GODDAER: Ik beschouwde die niet als valkuilen, maar dat ik het ‘zuiver’ wilde houden, heeft de realisatie van het project niet eenvoudiger gemaakt. De vrees leefde dat men het niet zou verstaan. Er is niet meteen een label dat op Paramount past. Ik zag dus wel een gevaar: iets te maken waarover juiste communicatie problematisch zou zijn. Maar eclectisch ben ik altijd geweest. Dat mijn publiek me op zo’n grillig pad heeft gevolgd, gaf me vertrouwen. Mijn fans zijn vaak diehards.

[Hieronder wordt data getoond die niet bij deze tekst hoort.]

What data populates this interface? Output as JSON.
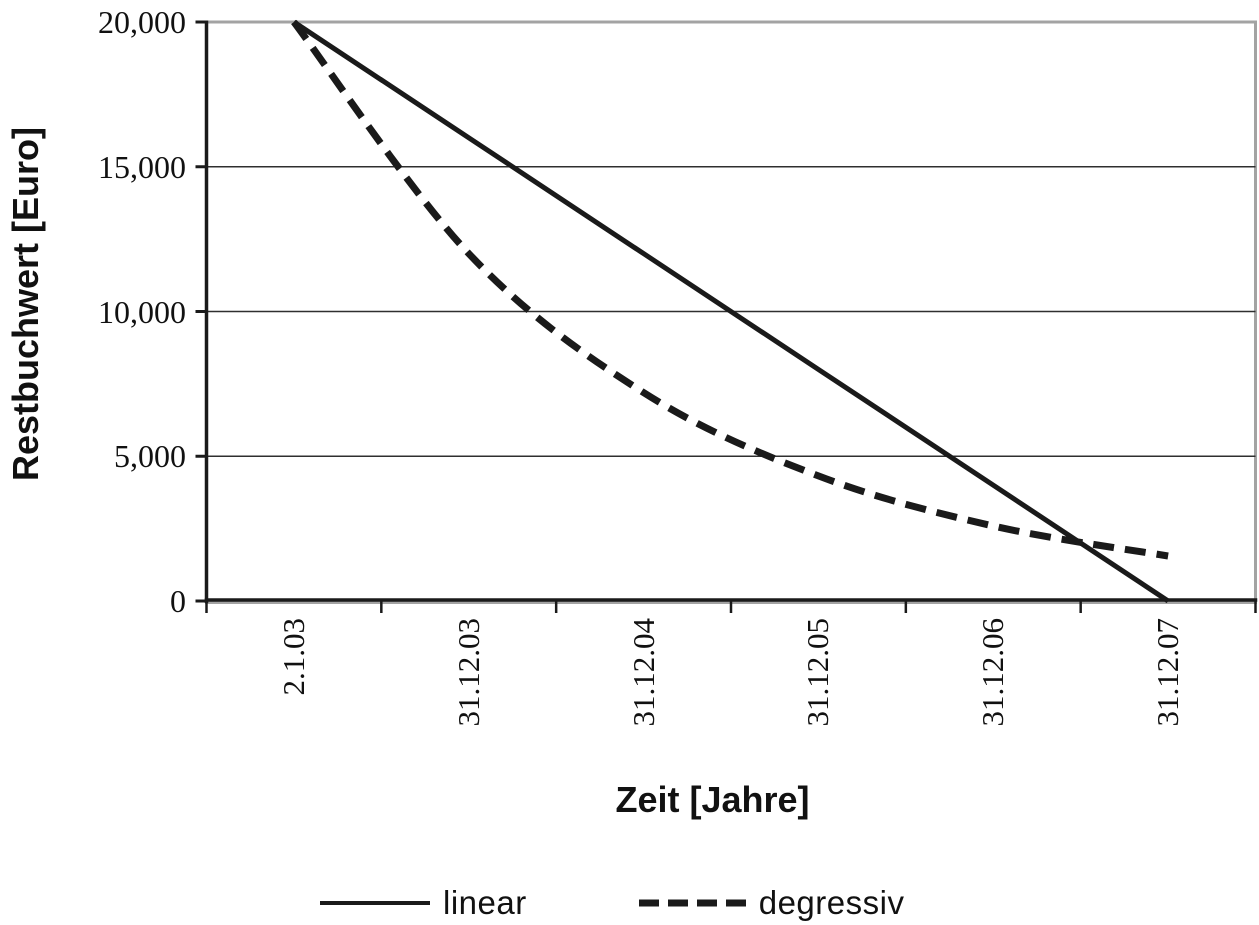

Intense luisteraars zijn niet altijd de grootste missionarissen.

GODDAER: Helemaal waar. En gezien de mate waarin de muziekwereld is afgetakeld en de urgentie waarmee steevast de vraag naar commerciële relevantie wordt gesteld, was dit niet evident. Anderzijds: misschien moest ik deze plaat net daarom nu maken: makkelijker zal het er niet op worden.

Succes ermee.

PARAMOUNT

Uit bij Sony.

Piet Goddaer – ‘MENSEN DIE ME AL LANG VOLGEN, DOE IK MET DEZE PLAAT ZEKER EEN PLEZIER.’